Beautifully woven, and very comfortable to wear. There is a slit in the back to insert a filter, which can easily be sourced.
The Story :
Distinguished among Philippines and Asian textiles for its sturdiness in construction, stark simplicity of design, and practicality in function, this woven cloth produced on the Ilocano loom embodies the characteristic attributes of an Ilocano Abel which is made of cotton, well-woven and with straight-neat edges.
Through the eccentricities of the modern times, the archaic INABEL livelihood is in slow decline. This has affected many families. The craft that has been passed down from their forefathers is in danger of extinction. Amidst this current pandemic and economic plunge, these beautiful fabrics have been turned into functional and eco- friendly products such as table runners, pillow cases, placemats, blankets, clothing apparel and especially cloth face masks, which are considered one of the most essential protective means in fighting the Covid- 19 transmission. Supporting the products would lead to uplifting and supporting the Philippines’ Ilocos women Inabel community.
HOW THE INABEL FABRIC IS PRODUCED:
Producing the fabric is an intricate process that starts from turning cotton fiber into spools of beeswax-brushed yarn, which is then woven together on the loom.
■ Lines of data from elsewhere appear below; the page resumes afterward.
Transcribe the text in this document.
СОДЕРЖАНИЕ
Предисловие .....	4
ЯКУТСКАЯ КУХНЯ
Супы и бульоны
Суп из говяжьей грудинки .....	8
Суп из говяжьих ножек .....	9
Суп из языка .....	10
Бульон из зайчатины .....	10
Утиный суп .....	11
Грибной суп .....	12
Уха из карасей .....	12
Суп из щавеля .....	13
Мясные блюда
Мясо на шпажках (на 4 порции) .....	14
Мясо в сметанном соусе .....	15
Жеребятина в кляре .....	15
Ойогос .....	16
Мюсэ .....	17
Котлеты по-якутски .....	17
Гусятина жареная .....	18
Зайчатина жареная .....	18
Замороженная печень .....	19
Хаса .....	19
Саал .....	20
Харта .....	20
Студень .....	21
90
The unique Inabel handcrafts almost Avant-Garde can really be complicated and tricky in a sense that it requires full focus.
It takes two weeks just to set up these meticulous patterns on a loom. Women are chosen to do loom weaving in the olden days because this requires small, dainty hands to easily slip through the threads. The average loom weaver produces only about two meters of fabric a day. Each thin cotton thread must be counted and arranged according to colour before it is wrapped into the loom. In a rhythmic manner, the steps of the wooden pedals and the knots of each crisscrossing must move seamlessly to avoid a messy tangle.
While the process requires much time, the result is breathtakingly beautiful. As they say, you can't rush art.